Don't know about all the arguing thing but I do know of other parents who have sworn by this or that and none of them worked for my son. Not one. Meaning, nothing helped his autism, and yes, my son in my opinion is disabled. I agree with whoever stated they live with it every day and are too tired to argue with anyone about anything. That's my life, too. But, one thing I cannot stand is seeing Jenny McCarthy on another talk show blabbing away at how she "cured" her son of autism. Another tired stereotype about autism.

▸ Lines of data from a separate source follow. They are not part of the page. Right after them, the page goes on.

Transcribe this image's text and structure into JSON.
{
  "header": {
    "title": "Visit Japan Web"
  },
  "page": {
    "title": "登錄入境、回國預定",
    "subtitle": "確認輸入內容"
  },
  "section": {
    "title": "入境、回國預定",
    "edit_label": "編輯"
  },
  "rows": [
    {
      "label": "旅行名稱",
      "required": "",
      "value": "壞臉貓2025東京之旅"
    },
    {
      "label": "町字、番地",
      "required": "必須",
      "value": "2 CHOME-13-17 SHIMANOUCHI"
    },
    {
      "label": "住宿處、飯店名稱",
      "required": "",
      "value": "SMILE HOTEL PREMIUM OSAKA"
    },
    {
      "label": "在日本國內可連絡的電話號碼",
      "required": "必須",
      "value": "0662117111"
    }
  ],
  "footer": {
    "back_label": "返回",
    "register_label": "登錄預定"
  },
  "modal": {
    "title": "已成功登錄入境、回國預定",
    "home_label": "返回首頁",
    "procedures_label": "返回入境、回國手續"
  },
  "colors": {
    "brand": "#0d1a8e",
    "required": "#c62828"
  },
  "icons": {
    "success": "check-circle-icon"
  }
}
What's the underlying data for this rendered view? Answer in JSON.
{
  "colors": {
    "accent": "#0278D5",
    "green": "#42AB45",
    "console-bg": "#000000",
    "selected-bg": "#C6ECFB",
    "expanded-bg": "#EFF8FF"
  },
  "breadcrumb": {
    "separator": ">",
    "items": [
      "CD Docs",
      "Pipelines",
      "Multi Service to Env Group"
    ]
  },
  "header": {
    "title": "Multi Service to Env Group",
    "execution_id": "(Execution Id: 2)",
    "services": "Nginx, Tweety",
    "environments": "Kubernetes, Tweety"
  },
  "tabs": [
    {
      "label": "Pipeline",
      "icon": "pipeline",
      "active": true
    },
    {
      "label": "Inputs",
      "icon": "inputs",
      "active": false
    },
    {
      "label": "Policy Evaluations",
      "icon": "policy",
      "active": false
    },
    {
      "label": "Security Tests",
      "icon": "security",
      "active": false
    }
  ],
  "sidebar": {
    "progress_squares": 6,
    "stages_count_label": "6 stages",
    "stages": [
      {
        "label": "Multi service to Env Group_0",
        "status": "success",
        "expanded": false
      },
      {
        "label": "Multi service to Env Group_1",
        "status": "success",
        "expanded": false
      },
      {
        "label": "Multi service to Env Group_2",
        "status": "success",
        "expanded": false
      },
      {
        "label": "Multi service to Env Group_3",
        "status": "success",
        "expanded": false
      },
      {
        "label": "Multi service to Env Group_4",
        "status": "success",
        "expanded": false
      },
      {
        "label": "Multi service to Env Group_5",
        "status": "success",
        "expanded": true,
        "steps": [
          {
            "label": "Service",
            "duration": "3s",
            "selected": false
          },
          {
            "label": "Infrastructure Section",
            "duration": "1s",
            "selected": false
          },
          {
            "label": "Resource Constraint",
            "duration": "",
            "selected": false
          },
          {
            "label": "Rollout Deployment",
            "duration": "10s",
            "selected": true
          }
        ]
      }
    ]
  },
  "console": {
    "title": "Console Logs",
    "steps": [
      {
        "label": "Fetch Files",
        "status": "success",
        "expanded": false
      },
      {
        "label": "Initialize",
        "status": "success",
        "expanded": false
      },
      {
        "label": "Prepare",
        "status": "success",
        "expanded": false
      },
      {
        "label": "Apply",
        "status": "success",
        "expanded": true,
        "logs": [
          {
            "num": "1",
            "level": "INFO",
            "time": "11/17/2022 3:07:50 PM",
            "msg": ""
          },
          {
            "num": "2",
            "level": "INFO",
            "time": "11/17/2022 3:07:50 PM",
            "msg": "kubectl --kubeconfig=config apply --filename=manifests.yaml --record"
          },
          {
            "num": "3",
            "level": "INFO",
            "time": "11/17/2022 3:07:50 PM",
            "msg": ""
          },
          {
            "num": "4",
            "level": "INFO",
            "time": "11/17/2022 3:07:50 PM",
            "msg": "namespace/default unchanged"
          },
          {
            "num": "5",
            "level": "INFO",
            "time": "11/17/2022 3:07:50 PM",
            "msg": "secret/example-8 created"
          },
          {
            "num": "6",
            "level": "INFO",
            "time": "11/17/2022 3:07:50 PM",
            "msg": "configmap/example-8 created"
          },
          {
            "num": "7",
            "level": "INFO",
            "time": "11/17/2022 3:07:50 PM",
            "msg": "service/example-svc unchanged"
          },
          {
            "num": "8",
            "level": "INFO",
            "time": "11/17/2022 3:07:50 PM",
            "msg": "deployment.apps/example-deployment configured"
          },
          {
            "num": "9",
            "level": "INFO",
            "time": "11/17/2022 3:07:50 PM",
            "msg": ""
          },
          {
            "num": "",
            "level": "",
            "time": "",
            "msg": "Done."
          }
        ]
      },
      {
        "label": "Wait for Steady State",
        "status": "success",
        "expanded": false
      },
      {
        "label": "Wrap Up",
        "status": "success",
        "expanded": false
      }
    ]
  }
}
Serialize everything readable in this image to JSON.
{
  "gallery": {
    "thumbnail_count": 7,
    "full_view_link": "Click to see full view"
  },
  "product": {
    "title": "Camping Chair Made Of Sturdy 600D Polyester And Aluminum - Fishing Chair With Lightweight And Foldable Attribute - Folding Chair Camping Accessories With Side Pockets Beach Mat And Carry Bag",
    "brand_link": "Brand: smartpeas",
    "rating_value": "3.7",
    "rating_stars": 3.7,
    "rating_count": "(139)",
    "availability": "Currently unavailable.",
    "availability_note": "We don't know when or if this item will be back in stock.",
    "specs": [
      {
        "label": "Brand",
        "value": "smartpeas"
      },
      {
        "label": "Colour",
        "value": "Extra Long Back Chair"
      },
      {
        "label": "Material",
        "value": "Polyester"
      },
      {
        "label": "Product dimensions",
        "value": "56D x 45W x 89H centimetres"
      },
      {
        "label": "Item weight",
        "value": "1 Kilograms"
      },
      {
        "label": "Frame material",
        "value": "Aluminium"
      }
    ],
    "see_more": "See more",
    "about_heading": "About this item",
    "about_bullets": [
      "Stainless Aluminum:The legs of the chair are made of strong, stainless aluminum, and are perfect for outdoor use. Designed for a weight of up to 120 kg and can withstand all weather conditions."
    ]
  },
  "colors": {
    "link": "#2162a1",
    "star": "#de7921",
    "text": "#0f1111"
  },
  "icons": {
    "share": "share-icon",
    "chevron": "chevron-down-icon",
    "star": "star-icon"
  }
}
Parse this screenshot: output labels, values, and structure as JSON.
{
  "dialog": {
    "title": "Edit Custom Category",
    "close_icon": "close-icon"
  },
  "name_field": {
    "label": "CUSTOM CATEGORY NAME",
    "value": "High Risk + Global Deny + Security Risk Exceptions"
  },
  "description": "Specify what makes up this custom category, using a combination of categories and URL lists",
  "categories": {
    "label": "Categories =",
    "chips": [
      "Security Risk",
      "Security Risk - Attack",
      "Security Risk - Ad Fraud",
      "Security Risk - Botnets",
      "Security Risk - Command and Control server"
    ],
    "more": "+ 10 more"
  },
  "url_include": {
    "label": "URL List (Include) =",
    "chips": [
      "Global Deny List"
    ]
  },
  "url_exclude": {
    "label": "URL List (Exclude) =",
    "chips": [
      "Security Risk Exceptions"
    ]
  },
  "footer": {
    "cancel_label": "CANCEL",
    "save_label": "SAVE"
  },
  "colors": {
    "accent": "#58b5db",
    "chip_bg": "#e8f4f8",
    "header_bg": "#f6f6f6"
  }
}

I don't have anything against Ne'eman personally. It seems he's doing a great job with his autism self-advocacy work. I see what he is doing as having no relationship to what is needed and happening for my son. My son is 6 and totally nonverbal and very ill with a type of autism that is quite different than Ari is experiencing. So maybe you are right Susan that we need someone else in addition to Ari- I don't know. There are certainly other autistic people that are more mature and experienced than a 22 year old college kid who has no life experience. I remember being 22 and though I did not have autism, just by being 22 I was pretty self-absorbed and lacked genuine sense about the world. As I've aged (and experienced life) I've learned that I don't have all the answers that I once thought I had. You learn about the gray area. I highly doubt that ANY 22 year old could understand autism and the different manifestations and challenges. He and my son may share this extremely broad diagnosis but that is about where their similarities end.
How about John Robison?
If Ne'eman does get appointed, then he should have to spend a week or two exploring different people on the spectrum. I don't mean just talking to a focus group or reading a book. I mean volunteering and getting hands-on with kids or better yet adults who have severe autism. He's welcome in my son's classroom of 8 nonverbal K-2nd gr., hope he's not squeamish about fecal smearing or changing a 9 year old's diarrhea pants.
You sound bitter and jealous Sharon T. That doesn't help our kids.